08 March 2013

TL’s wealth: for the past or for the future?

On 5 March 2013, the NGO Belun organized a workshop at Delta Nova, Dili, to launch Belun researcher Constantino Brandão’s report on the social impact of the administration process for veterans’ pensions, (Tetum or English). The event also included a panel discussion and a presentation from La’o Hamutuk researcher Juvinal Dias about the National Impact of Benefits for Former Combatants (PDF Tetum or English, PowerPoint Tetum or English).

La’o Hamutuk explained that 95% of state revenues, including those which pay for veterans’ pensions, come from unsustainable petroleum reserves. Timor-Leste’s limited oil and gas resources are not enough to finance state activities over the long term. When the state spends a lot on one sector, other sectors lose money.

The 2013 state budget appropriates $96 million for veterans’ pensions, which are escalating much faster than health or education expenditure.  Between 2008 and 2012, the Government spent about $199 million for pensions and scholarships for veterans, $24 million for emergency projects that veterans received, and $14 million for ceremonies, cemeteries and the Resistance Museum. In addition, veterans received more than 100 infrastructure projects worth around $78 million between 2010 and 2012.

According to an internal Finance Ministry document that La’o Hamutuk received, the Government expects to continue to pay veterans and their descendants until 2122. This document describes a reference case, which will spend $2.8 billion of Timor-Leste’s resources on veterans’ pensions. If the number of veterans increases and the minimum wage goes up, the Government could expend more than $7 billion for veterans. The Finance Ministry estimates that Timor-Leste’s total petroleum wealth is around $26 billion.

Today Timor-Leste confronts high inflation, around 11% during 2012. We have almost no domestic economy which can absorb state spending which circulates in the country.

In addition to inflation, Timor-Leste’s natural resources are very limited, and the Bayu-Undan and Kitan gas and oil fields will be empty in the next decade. In that decade our population will be larger, with the many children born after 1999 entering the labor force, and Timor-Leste will need to pay for state activities including physical and human development, public transfers, and repayment of debts which we began to incur last year.

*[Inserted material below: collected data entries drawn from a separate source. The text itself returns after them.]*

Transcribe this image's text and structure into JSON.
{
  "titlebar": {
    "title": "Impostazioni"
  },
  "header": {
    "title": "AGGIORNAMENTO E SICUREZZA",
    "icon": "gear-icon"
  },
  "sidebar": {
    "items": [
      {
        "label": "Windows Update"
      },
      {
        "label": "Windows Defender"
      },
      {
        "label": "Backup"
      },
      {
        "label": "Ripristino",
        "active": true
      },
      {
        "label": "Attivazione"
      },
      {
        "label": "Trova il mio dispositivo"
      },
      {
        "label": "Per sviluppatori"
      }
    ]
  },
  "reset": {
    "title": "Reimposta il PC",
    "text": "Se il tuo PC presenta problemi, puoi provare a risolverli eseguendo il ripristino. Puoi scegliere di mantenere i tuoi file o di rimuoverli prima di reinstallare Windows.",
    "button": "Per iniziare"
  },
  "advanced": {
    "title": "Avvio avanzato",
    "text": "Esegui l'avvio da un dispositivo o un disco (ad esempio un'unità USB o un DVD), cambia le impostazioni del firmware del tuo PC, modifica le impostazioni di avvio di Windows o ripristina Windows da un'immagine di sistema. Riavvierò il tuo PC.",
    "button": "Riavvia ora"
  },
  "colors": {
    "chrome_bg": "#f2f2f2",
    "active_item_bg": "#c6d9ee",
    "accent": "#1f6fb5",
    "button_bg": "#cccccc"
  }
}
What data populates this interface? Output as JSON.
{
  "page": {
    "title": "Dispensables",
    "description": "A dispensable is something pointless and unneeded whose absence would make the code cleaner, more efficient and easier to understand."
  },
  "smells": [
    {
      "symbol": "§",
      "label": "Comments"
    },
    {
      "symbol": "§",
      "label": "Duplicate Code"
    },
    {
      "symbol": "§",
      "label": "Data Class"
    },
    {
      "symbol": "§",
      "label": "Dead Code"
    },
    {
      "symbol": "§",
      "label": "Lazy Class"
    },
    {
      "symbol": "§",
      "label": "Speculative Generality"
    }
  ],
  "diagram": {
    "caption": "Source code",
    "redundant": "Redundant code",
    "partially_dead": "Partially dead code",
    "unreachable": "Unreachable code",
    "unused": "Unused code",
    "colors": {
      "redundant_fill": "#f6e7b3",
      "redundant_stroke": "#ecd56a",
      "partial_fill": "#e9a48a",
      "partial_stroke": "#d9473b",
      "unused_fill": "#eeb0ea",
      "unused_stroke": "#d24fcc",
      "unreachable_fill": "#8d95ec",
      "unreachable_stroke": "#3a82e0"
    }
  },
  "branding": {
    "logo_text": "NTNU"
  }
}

Even more worrisome, during 2010-2012 state expenditures increased 31% per year, and our domestic revenues and return on Petroleum Fund investments remain small. If we continue in this direction, the Petroleum Fund will be empty by 2020. Without oil money, what will Timor-Leste use to pay veterans’ benefits? It would be better to invest in educating our children than to spend on former combatants.

La’o Hamutuk suggests that the policy for transferring public funds to veterans should be based on our nation’s economic reality, so that it will benefit our domestic economy rather than stimulating inflation and increasing the burden on poor people who are not among these beneficiaries.

1 comment:

  1. As usual, great work from Lao Hamutuk.

    However, what about the fact that the vast number of contracts being awarded to people on the basis of veterans' cred as opposed to business cred?

    Whilst not spending directed to veterans as a group or issue, its still spending being used to service the veterans PAC.